In this week's New York Observer, Matthew Schuerman talks at length with Laurie Olin, the landscape architect who may or may not have been teamed up with starchitect Frank Gehry on Forest City Enterprise's Atlantic Yards project "to compensate for Mr. Gehry's reputed lack of urban-planning skills." Schuerman writes:
Mr. Olin's role in the project is far more than figuring out what trees to plant, and it cuts to the very heart of the controversy: the placement of the buildings that enclose eight acres of open space, the closure of city streets, and accommodating 16,000 residents on 22 acres of land.
One of the more controversial aspects of the Atlantic Yards project, the Observer reports, is the plan to de-map:
a one-block stretch of Pacific Street, melting the two adjoining blocks together into a "superblock" - the type of mid-20th-century urban planning widely used in housing projects, but since discredited by Jane Jacobs and a whole school of so-called urbanists. They have argued that superblocks discourage the type of street life that makes places like the West Village so successful.
Olin is clearly not impressed with "taboos against superblocks and the tower-in-park design."
"If I put a street through here, I have less space for people and I have more cars," he continued. "When people say 'superblock'- what's wrong with what this is? Because I don't see how adding one car in here is going to make it a better space. I think space on streets is actually useless space."
The folks over at BrooklynSpeaks see it otherwise:
Streets define the public realm in NYC. Nearly every park in the city is surrounded by public streets. And streets themselves are places of activity and recreation.
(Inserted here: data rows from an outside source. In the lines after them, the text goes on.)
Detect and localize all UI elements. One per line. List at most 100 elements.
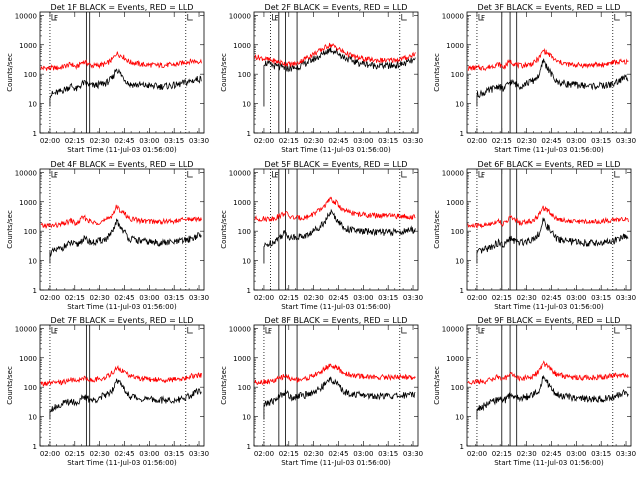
x-tick-label: 03:30 xyxy=(403,294,423,302)
y-tick-label: 10000 xyxy=(442,169,464,177)
y-tick-label: 10 xyxy=(28,414,37,422)
x-tick-label: 03:15 xyxy=(164,450,184,458)
segment-bracket-mark xyxy=(478,171,484,178)
y-tick-label: 10000 xyxy=(15,12,37,20)
x-axis-label: Start Time (11-Jul-03 01:56:00) xyxy=(67,459,177,467)
corner-label: F xyxy=(481,14,485,22)
panel-title: Det 4F BLACK = Events, RED = LLD xyxy=(51,160,194,169)
x-tick-label: 02:00 xyxy=(40,137,60,145)
y-tick-label: 10000 xyxy=(229,325,251,333)
plot-frame xyxy=(466,11,632,134)
x-tick-label: 03:00 xyxy=(353,137,373,145)
x-tick-label: 02:00 xyxy=(467,294,487,302)
segment-bracket-mark xyxy=(614,327,620,334)
panel-det-8: Det 8F BLACK = Events, RED = LLD 1 10 100 10… xyxy=(220,316,423,467)
x-tick-label: 02:30 xyxy=(517,137,537,145)
panel-grid: Det 1F BLACK = Events, RED = LLD11010010… xyxy=(6,3,636,467)
x-tick-label: 03:00 xyxy=(139,294,159,302)
x-tick-label: 02:15 xyxy=(279,450,299,458)
segment-bracket-mark xyxy=(265,327,271,334)
events-series-line xyxy=(49,218,202,264)
x-axis-label: Start Time (11-Jul-03 01:56:00) xyxy=(281,459,391,467)
x-tick-label: 02:30 xyxy=(517,450,537,458)
x-tick-label: 02:00 xyxy=(254,294,274,302)
events-series-line xyxy=(263,47,416,107)
panel-det-7: Det 7F BLACK = Events, RED = LLD 1 10 100 10… xyxy=(6,316,209,467)
y-tick-label: 100 xyxy=(451,71,464,79)
x-tick-label: 02:45 xyxy=(541,294,561,302)
corner-label: F xyxy=(481,327,485,335)
x-tick-label: 03:00 xyxy=(353,450,373,458)
panel-det-1: Det 1F BLACK = Events, RED = LLD 1 10 100 10… xyxy=(6,3,209,154)
events-series-line xyxy=(476,374,629,420)
x-tick-label: 03:30 xyxy=(189,450,209,458)
x-tick-label: 02:00 xyxy=(40,450,60,458)
y-tick-label: 100 xyxy=(24,71,37,79)
y-tick-label: 10000 xyxy=(442,325,464,333)
y-tick-label: 10 xyxy=(455,101,464,109)
x-tick-label: 02:30 xyxy=(517,294,537,302)
y-tick-label: 10 xyxy=(455,414,464,422)
y-axis-label: Counts/sec xyxy=(433,210,441,249)
x-tick-label: 03:30 xyxy=(616,450,636,458)
lld-series-line xyxy=(254,363,416,385)
segment-bracket-mark xyxy=(51,327,57,334)
panel-det-6: Det 6F BLACK = Events, RED = LLD 1 10 100 10… xyxy=(433,160,636,311)
x-tick-label: 02:15 xyxy=(279,294,299,302)
y-tick-label: 1 xyxy=(460,287,464,295)
x-tick-label: 03:15 xyxy=(164,137,184,145)
panel-det-2: Det 2F BLACK = Events, RED = LLD 1 10 100 10… xyxy=(220,3,423,154)
y-tick-label: 10000 xyxy=(15,169,37,177)
plot-frame xyxy=(253,11,419,134)
x-axis-label: Start Time (11-Jul-03 01:56:00) xyxy=(281,146,391,154)
x-tick-label: 03:30 xyxy=(189,294,209,302)
y-tick-label: 10 xyxy=(242,414,251,422)
y-axis-label: Counts/sec xyxy=(220,210,228,249)
x-axis-label: Start Time (11-Jul-03 01:56:00) xyxy=(67,146,177,154)
x-tick-label: 02:15 xyxy=(492,450,512,458)
x-tick-label: 02:15 xyxy=(65,294,85,302)
y-tick-label: 10000 xyxy=(229,169,251,177)
y-tick-label: 100 xyxy=(238,384,251,392)
x-tick-label: 02:30 xyxy=(90,294,110,302)
corner-label: F xyxy=(54,327,58,335)
segment-bracket-mark xyxy=(51,14,57,21)
y-tick-label: 1 xyxy=(460,443,464,451)
panel-title: Det 6F BLACK = Events, RED = LLD xyxy=(478,160,621,169)
x-tick-label: 02:30 xyxy=(90,450,110,458)
y-tick-label: 100 xyxy=(24,384,37,392)
lld-series-line xyxy=(254,42,416,68)
segment-bracket-mark xyxy=(51,171,57,178)
x-tick-label: 03:00 xyxy=(566,294,586,302)
lld-series-line xyxy=(40,51,202,71)
panel-title: Det 8F BLACK = Events, RED = LLD xyxy=(265,316,408,325)
segment-bracket-mark xyxy=(187,327,193,334)
plot-frame xyxy=(39,11,205,134)
x-tick-label: 02:00 xyxy=(254,137,274,145)
events-series-line xyxy=(476,217,629,264)
segment-bracket-mark xyxy=(614,14,620,21)
lld-series-line xyxy=(40,364,202,387)
corner-label: F xyxy=(275,171,279,179)
x-tick-label: 02:45 xyxy=(541,137,561,145)
y-tick-label: 1 xyxy=(247,130,251,138)
segment-bracket-mark xyxy=(401,14,407,21)
y-axis-label: Counts/sec xyxy=(433,366,441,405)
plot-frame xyxy=(466,324,632,447)
panel-title: Det 9F BLACK = Events, RED = LLD xyxy=(478,316,621,325)
x-tick-label: 03:15 xyxy=(378,294,398,302)
x-tick-label: 03:15 xyxy=(591,137,611,145)
plot-frame xyxy=(466,168,632,291)
x-tick-label: 02:15 xyxy=(65,450,85,458)
y-tick-label: 100 xyxy=(24,228,37,236)
y-tick-label: 1 xyxy=(33,130,37,138)
y-tick-label: 1000 xyxy=(19,42,37,50)
lld-series-line xyxy=(254,196,416,223)
x-tick-label: 02:30 xyxy=(304,137,324,145)
x-tick-label: 02:00 xyxy=(40,294,60,302)
x-axis-label: Start Time (11-Jul-03 01:56:00) xyxy=(281,303,391,311)
x-tick-label: 02:45 xyxy=(328,450,348,458)
x-tick-label: 02:45 xyxy=(114,450,134,458)
y-tick-label: 1000 xyxy=(233,355,251,363)
y-axis-label: Counts/sec xyxy=(6,53,14,92)
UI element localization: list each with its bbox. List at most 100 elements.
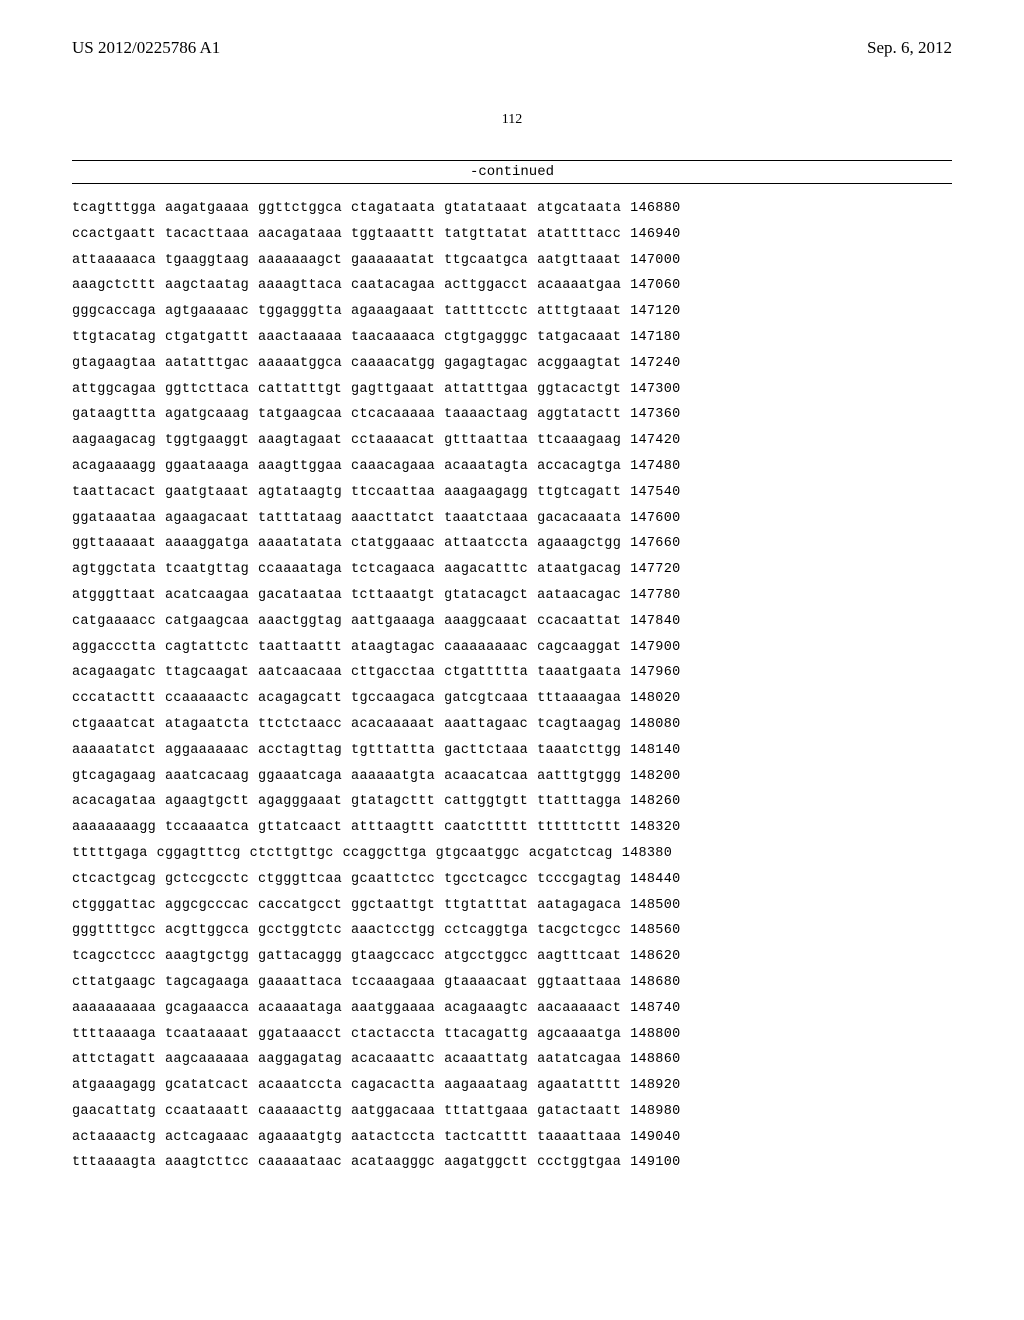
sequence-position: 147420 [630,434,680,448]
sequence-block: agaatatttt [537,1079,621,1093]
sequence-position: 147900 [630,641,680,655]
sequence-block: tttaaaagta [72,1156,156,1170]
sequence-block: gatcgtcaaa [444,692,528,706]
sequence-block: aaactcctgg [351,924,435,938]
sequence-block: tccaaaatca [165,821,249,835]
sequence-row: aggacccttаcagtattctctaattaatttataagtagac… [72,641,952,655]
sequence-block: tggtgaaggt [165,434,249,448]
sequence-position: 147180 [630,331,680,345]
sequence-block: gacttctaaa [444,744,528,758]
sequence-block: aaaaaaaaaa [72,1002,156,1016]
sequence-block: tatttataag [258,512,342,526]
sequence-row: agtggctatatcaatgttagccaaaatagatctcagaaca… [72,563,952,577]
sequence-block: agtataagtg [258,486,342,500]
sequence-row: gataagtttaagatgcaaagtatgaagcaactcacaaaaa… [72,408,952,422]
sequence-block: ggataaataa [72,512,156,526]
sequence-block: taaatcttgg [537,744,621,758]
sequence-position: 148560 [630,924,680,938]
sequence-block: tcccgagtag [537,873,621,887]
sequence-block: agatgcaaag [165,408,249,422]
sequence-block: ttgtcagatt [537,486,621,500]
sequence-row: tttttgagacggagtttcgctcttgttgcccaggcttgag… [72,847,952,861]
sequence-block: taaatctaaa [444,512,528,526]
sequence-block: tatgttatat [444,228,528,242]
sequence-position: 147600 [630,512,680,526]
sequence-block: tacgctcgcc [537,924,621,938]
sequence-row: atgaaagagggcatatcactacaaatcctacagacactta… [72,1079,952,1093]
sequence-position: 148380 [622,847,672,861]
sequence-block: caatacagaa [351,279,435,293]
sequence-block: acacaaattc [351,1053,435,1067]
sequence-block: aagcaaaaaa [165,1053,249,1067]
sequence-row: ggttaaaaataaaaggatgaaaaatatatactatggaaac… [72,537,952,551]
sequence-block: ggttaaaaat [72,537,156,551]
sequence-block: gtttaattaa [444,434,528,448]
sequence-row: attaaaaacatgaaggtaagaaaaaaagctgaaaaaatat… [72,254,952,268]
sequence-block: tttttgaga [72,847,148,861]
sequence-row: acacagataaagaagtgcttagagggaaatgtatagcttt… [72,795,952,809]
sequence-block: agaagtgctt [165,795,249,809]
sequence-position: 148980 [630,1105,680,1119]
sequence-block: ttgtacatag [72,331,156,345]
sequence-block: tatgacaaat [537,331,621,345]
sequence-block: atagaatcta [165,718,249,732]
sequence-block: atattttacc [537,228,621,242]
sequence-row: ttgtacatagctgatgatttaaactaaaaataacaaaaca… [72,331,952,345]
sequence-block: cctaaaacat [351,434,435,448]
sequence-block: caaacagaaa [351,460,435,474]
sequence-block: aaggagatag [258,1053,342,1067]
sequence-block: gaatgtaaat [165,486,249,500]
sequence-block: acagaaagtc [444,1002,528,1016]
sequence-block: tgtttattta [351,744,435,758]
sequence-row: tcagcctcccaaagtgctgggattacaggggtaagccacc… [72,950,952,964]
sequence-block: gagttgaaat [351,383,435,397]
sequence-position: 146940 [630,228,680,242]
sequence-block: tcagcctccc [72,950,156,964]
sequence-block: aaagtcttcc [165,1156,249,1170]
sequence-block: acataagggc [351,1156,435,1170]
sequence-block: agcaaaatga [537,1028,621,1042]
sequence-block: agaaaatgtg [258,1131,342,1145]
sequence-block: agagggaaat [258,795,342,809]
sequence-block: tacacttaaa [165,228,249,242]
sequence-position: 148920 [630,1079,680,1093]
sequence-block: ctgggattac [72,899,156,913]
sequence-position: 148200 [630,770,680,784]
sequence-row: taattacactgaatgtaaatagtataagtgttccaattaa… [72,486,952,500]
sequence-block: acttggacct [444,279,528,293]
sequence-row: tttaaaagtaaaagtcttcccaaaaataacacataagggc… [72,1156,952,1170]
sequence-block: tgaaggtaag [165,254,249,268]
sequence-block: ggtaattaaa [537,976,621,990]
sequence-block: catgaaaacc [72,615,156,629]
sequence-position: 147000 [630,254,680,268]
sequence-block: atgaaagagg [72,1079,156,1093]
continued-label: -continued [72,163,952,181]
sequence-block: taacaaaaca [351,331,435,345]
sequence-block: attctagatt [72,1053,156,1067]
sequence-block: ctgaaatcat [72,718,156,732]
sequence-row: attctagatt aagcaaaaaa aaggagatag acacaaattc… [72,1053,952,1067]
sequence-row: aaaaaaaaaagcagaaaccaacaaaatagaaaatggaaaa… [72,1002,952,1016]
sequence-block: attggcagaa [72,383,156,397]
sequence-block: tcagtaagag [537,718,621,732]
sequence-position: 147540 [630,486,680,500]
sequence-position: 148860 [630,1053,680,1067]
sequence-block: ggttctggca [258,202,342,216]
sequence-block: aaactggtag [258,615,342,629]
sequence-position: 148680 [630,976,680,990]
sequence-block: gtaaaacaat [444,976,528,990]
sequence-block: agaagacaat [165,512,249,526]
sequence-block: taattaattt [258,641,342,655]
sequence-block: gacataataa [258,589,342,603]
sequence-block: accacagtga [537,460,621,474]
sequence-block: ggaaatcaga [258,770,342,784]
sequence-block: aacaaaaact [537,1002,621,1016]
sequence-block: atttgtaaat [537,305,621,319]
sequence-block: ctgatgattt [165,331,249,345]
sequence-block: taattacact [72,486,156,500]
sequence-row: atgggttaatacatcaagaagacataataatcttaaatgt… [72,589,952,603]
sequence-block: gaacattatg [72,1105,156,1119]
sequence-block: aaacttatct [351,512,435,526]
sequence-position: 148500 [630,899,680,913]
sequence-position: 147300 [630,383,680,397]
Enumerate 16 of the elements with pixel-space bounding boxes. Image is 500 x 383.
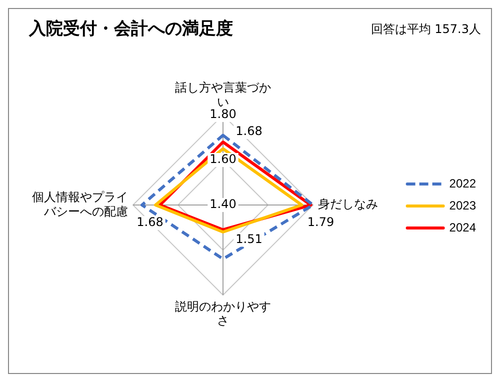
y-tick-label: 1.60	[210, 152, 236, 166]
data-label: 1.79	[307, 215, 334, 230]
data-label: 1.68	[236, 124, 262, 138]
text: 回答は平均 157.3人	[370, 21, 481, 38]
chart-title: 入院受付・会計への満足度	[29, 18, 233, 40]
spoke-label: 身だしなみ	[318, 197, 378, 212]
data-label: 1.51	[236, 232, 262, 246]
legend-label: 2024	[449, 220, 476, 234]
data-label: 1.68	[136, 215, 164, 230]
legend-label: 2023	[449, 198, 476, 212]
legend-label: 2022	[449, 176, 476, 190]
spoke-label: 説明のわかりやすさ	[175, 299, 271, 328]
spoke-label: 個人情報やプライバシーへの配慮	[32, 190, 128, 218]
y-tick-label: 1.40	[210, 197, 236, 212]
y-tick-label: 1.80	[210, 107, 236, 122]
spoke-label: 話し方や言葉づかい	[175, 80, 271, 109]
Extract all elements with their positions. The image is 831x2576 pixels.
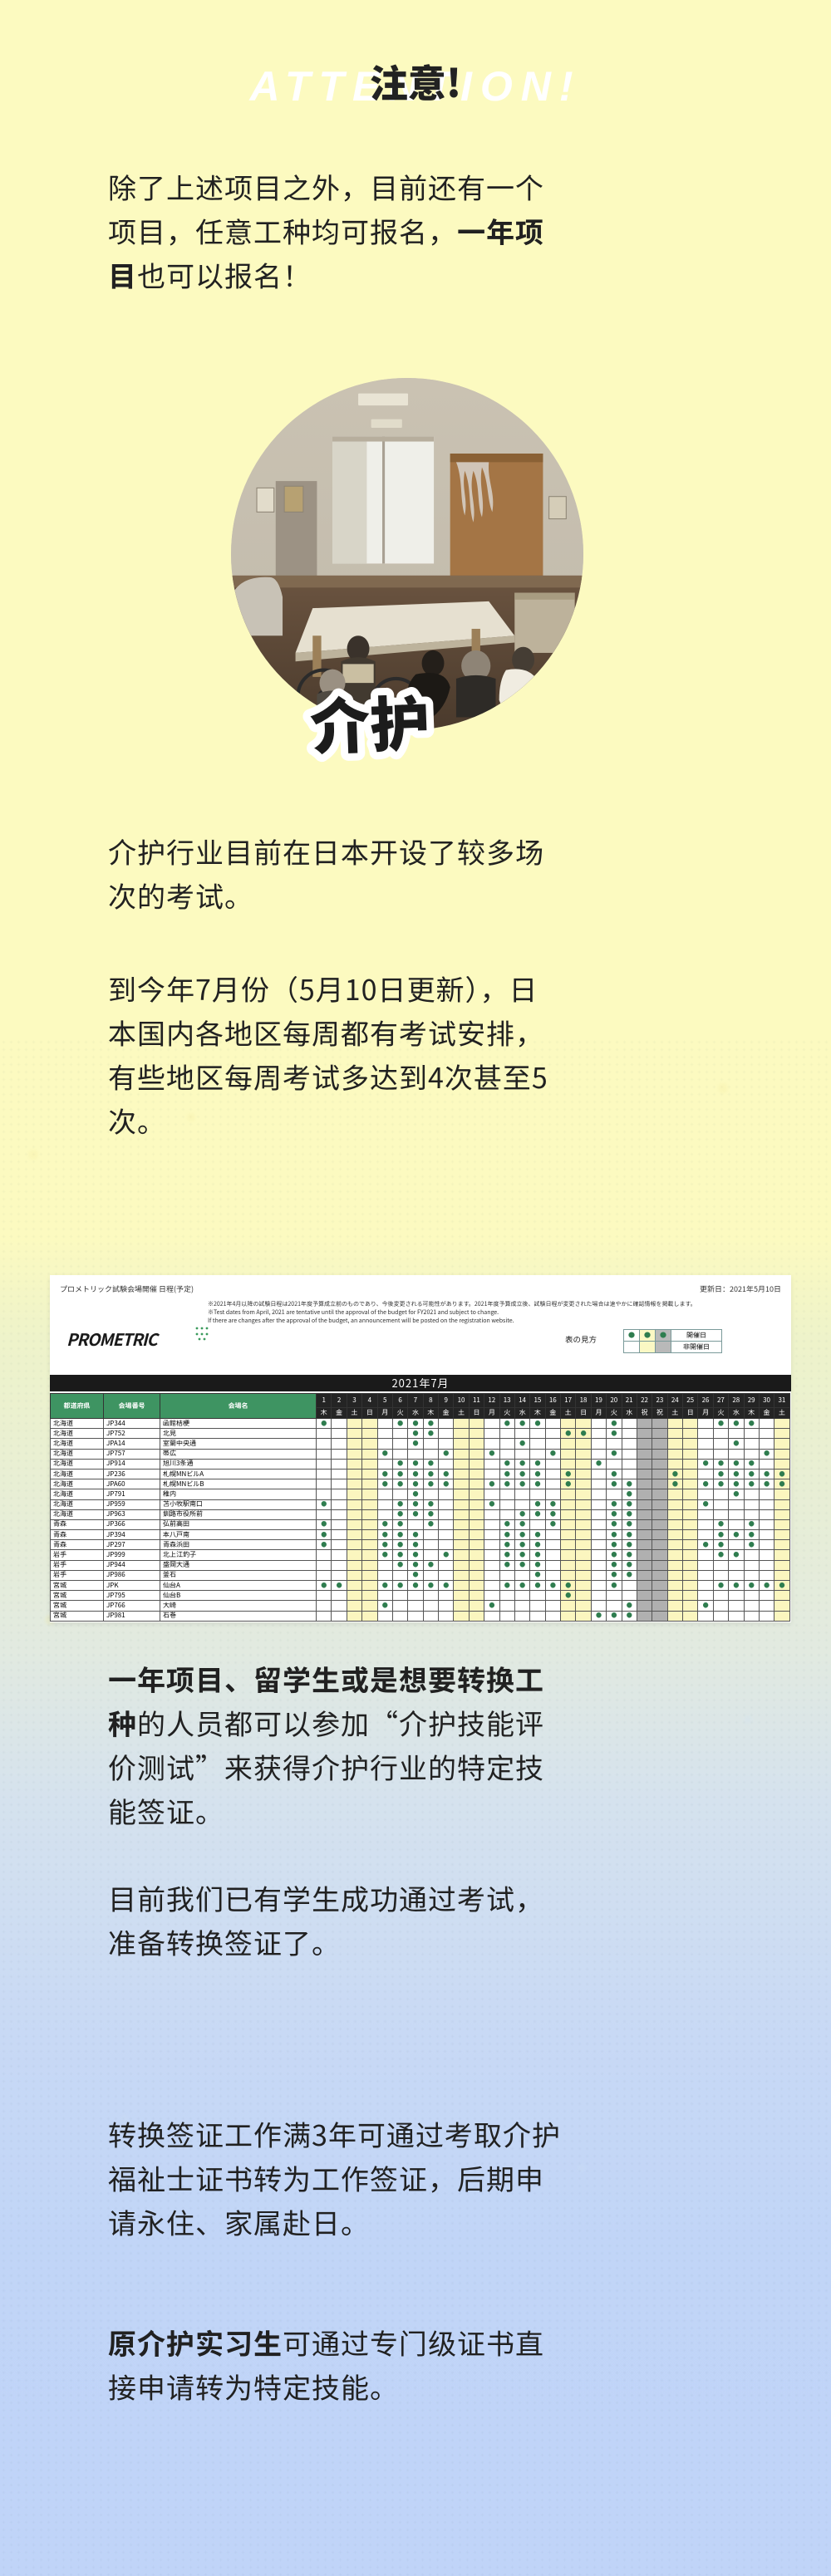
svg-text:介护: 介护 bbox=[308, 675, 431, 767]
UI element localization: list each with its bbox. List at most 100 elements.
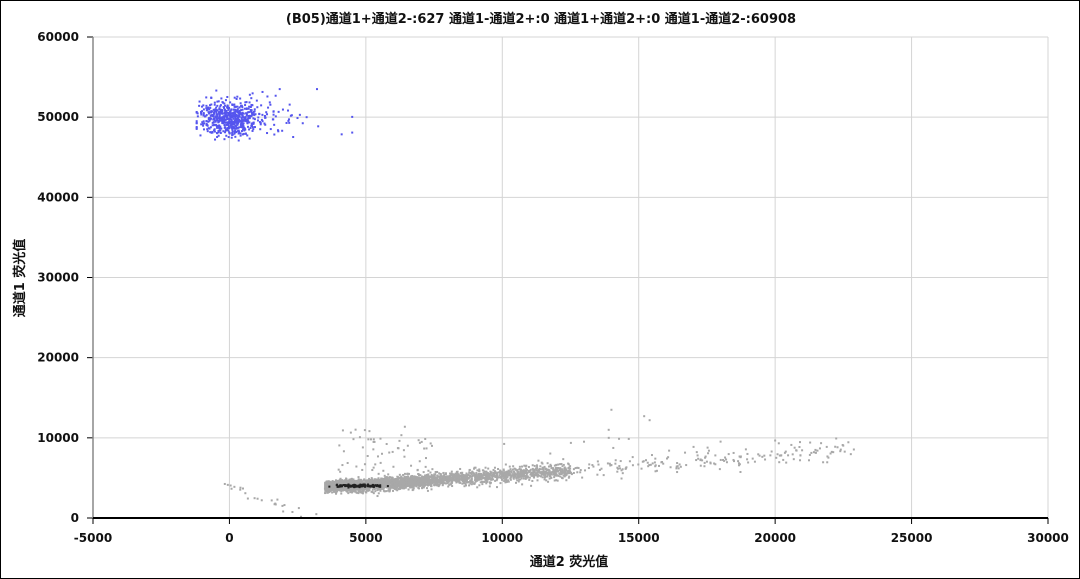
point-ch1neg-ch2neg [826, 461, 829, 464]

Far from being "useless space," Brooklynites use their streets to hang out on stoops and eat and drink in restaurants that spill out on to the sidewalk. Aside from parks and plazas, New York's public realm is its streets. The bottom line is that demapping Pacific Street would turn land that is now totally public into semi-private open space, mainly benefiting the developer and the future residents of the project, who will enjoy the use of parkland that won't be for all of us.
Jonathan Cohn of BrooklynViews was writing about this issue a year ago. He found City Planning Chair Amanda Burden's position particularly puzzling:
Last week, City Planning Chair Amanda Burden made a strong case for an open Cortlandt Street at the World Trade Center site. "We need our streets," she said, "we need connectivity, we need an open Cortlandt Street for light and air and to create normal blocks". But that's Manhattan. Brooklyn is different.